What does this taste like? “Unseasoned insects generally taste quite like bran, tea or even grassy cereals,”​ according to the restuarant. “Cooked, insects carry flavour and seasoning really well, but unseasoned can vary between toasted nuts, creamy avocado or even Smokey bacon. Slow roasting brings out an almost nutty taste; stir-frying makes them taste a bit like seared meat. Cricket flour actually tastes almost chocolatey. Some insects are said to take on the flavour of the food you feed them, which is very exciting from a culinary perspective.”

‘Nature’s little multi-vitamin packages’

“Insects are very high in protein and indeed, gram per gram, are higher in protein than beef, chicken or pork,”​ it says. “Most are low in fat, yet it is suggested that the fats they do contain are mostly PUFA’s (poly-unsaturated-fatty-acids). They are also mostly low in cholesterol. They also contain essential amino acids and trace minerals and vitamins such as: calcium, phosphorous, iron, thiamin, riboflavin and niacin.”​ Grub Kitchen’s website lists information about the numbers and types of edible insects, their nutritional value and how to eat and cook them.

 So, can this industry innovate to the extent it becomes more widely and accepted and eaten?

“When we ask people about what prompted them to try world cuisines at home or through retail, one of the most common reasons is that they’ve tried it at a restaurant first. This is how food trends to flow,”​ says Kiti Soininen, director of food and drink research at Mintel, a London-based market research company.

“With insects being quite a well-established part of certain world cuisines I wonder if there is something of an opportunity there to build exposure.”

She cites sushi as an example of product once considered weird and whacky becoming popular with Western consumers. “Part of the success story for sushi has been that it trickled down from top-end restaurants through to the mainstream through to the supermarket shelves.”

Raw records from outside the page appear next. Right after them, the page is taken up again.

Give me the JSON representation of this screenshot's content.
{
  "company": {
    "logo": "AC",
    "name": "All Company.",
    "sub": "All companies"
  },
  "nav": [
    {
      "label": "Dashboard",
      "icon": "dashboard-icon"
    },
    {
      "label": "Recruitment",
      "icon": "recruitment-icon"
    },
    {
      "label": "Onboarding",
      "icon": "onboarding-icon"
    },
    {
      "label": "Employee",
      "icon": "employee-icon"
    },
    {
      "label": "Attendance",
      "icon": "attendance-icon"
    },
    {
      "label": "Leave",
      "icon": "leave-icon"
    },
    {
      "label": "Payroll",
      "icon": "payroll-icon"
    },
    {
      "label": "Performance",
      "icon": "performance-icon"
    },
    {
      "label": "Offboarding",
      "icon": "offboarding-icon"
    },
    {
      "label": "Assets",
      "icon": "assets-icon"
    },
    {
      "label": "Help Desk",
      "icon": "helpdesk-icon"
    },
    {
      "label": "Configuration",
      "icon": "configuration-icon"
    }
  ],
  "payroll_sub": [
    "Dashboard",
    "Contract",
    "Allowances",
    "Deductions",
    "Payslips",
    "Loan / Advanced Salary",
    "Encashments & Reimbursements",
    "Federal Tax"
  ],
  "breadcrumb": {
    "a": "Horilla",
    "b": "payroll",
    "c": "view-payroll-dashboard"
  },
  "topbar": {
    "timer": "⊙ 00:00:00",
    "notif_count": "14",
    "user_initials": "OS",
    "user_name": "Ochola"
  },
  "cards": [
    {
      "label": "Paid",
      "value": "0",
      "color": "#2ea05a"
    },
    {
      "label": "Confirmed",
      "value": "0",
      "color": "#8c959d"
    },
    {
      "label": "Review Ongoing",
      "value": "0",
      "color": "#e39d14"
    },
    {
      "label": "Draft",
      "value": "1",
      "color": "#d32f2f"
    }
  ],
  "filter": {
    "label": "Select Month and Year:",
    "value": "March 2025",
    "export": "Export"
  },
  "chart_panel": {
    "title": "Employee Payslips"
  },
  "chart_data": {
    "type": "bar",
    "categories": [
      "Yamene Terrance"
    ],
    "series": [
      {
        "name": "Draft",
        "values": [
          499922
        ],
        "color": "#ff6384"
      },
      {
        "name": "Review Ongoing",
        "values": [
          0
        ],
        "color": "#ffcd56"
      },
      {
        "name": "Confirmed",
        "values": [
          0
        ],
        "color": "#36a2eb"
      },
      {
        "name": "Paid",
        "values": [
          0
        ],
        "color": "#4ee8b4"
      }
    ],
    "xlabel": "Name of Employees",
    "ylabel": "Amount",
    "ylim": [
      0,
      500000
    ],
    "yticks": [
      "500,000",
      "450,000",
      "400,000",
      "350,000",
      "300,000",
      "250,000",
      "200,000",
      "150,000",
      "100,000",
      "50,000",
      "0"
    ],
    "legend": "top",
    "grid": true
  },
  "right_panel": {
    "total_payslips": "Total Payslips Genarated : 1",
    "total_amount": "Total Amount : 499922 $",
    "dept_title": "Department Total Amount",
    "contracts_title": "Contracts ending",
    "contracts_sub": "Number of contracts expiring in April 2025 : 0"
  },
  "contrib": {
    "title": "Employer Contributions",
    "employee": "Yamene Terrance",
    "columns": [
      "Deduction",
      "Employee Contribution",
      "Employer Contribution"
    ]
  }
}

But Trish Caddy, a senior foodservice analyst at Mintel, has a different view. "While some edible insects feature recognisable flavours, such as citrus ants (which is like eating lemon pulp) and chapulines (grasshoppers that taste like a mix of salt-and-sour), the current use of insects in restaurants is not so much as an ingredient to enhance the flavour of a dish as a gimmick to wow diners. 

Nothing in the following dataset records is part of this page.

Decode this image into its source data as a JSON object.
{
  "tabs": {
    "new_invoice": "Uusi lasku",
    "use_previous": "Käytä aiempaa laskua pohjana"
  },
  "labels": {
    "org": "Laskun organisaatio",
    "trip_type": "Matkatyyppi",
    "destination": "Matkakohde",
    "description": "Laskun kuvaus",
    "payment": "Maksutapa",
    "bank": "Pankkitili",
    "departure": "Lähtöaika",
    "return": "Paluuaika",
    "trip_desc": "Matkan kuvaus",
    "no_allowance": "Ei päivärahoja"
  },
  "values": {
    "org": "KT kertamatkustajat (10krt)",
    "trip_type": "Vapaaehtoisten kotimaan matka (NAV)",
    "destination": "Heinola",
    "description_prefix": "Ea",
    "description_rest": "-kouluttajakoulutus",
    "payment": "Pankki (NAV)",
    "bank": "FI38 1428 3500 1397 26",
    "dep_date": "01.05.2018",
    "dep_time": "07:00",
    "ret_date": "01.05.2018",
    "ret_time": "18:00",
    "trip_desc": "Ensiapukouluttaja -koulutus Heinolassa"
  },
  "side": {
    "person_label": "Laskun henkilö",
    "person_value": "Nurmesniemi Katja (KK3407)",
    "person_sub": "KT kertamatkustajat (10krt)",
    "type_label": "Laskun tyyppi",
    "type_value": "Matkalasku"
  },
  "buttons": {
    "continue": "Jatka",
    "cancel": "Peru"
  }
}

“As the usage is still limited to some London-based fine dining restaurants eg Mãos (Shoreditch) and specialist Mexican restaurants eg Santo Remedio (London Bridge) that feature edible insects on their menu, I simply don't see insect eating to become common practice in the foreseeable future."

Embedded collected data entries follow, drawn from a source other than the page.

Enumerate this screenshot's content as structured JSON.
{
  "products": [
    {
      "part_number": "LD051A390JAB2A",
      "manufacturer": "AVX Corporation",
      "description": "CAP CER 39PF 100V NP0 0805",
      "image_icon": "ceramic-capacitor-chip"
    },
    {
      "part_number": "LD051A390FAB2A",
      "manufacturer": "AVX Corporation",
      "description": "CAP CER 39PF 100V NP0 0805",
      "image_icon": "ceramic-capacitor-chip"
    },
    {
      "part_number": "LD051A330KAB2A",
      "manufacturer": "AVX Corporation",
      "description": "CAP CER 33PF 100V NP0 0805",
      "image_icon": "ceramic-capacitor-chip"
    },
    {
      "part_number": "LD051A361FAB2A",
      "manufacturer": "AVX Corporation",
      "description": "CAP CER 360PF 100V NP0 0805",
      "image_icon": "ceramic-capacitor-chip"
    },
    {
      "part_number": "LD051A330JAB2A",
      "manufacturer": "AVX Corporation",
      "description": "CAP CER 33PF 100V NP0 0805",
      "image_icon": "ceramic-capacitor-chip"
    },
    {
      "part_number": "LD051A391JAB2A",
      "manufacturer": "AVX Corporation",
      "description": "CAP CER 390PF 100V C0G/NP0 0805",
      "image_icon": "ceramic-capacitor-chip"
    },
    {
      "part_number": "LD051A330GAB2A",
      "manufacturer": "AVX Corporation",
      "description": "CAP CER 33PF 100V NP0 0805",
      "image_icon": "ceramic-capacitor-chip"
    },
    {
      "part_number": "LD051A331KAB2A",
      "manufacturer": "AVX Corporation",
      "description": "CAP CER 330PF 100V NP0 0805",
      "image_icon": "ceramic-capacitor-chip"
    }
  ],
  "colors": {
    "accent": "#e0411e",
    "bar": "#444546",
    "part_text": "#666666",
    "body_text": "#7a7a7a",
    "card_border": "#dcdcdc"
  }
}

Regulation remains a hurdle

The industry is also in a transition period as the EU considers what insect ingredients will be included in its list of authorised novel foods. This decision will be made at the end of the year. Until then, producers can sell only a small selection of ingredients, such as buffalo worms, mealworms, grasshopper and crickets, that the EU is considering putting on the authorised novel food list.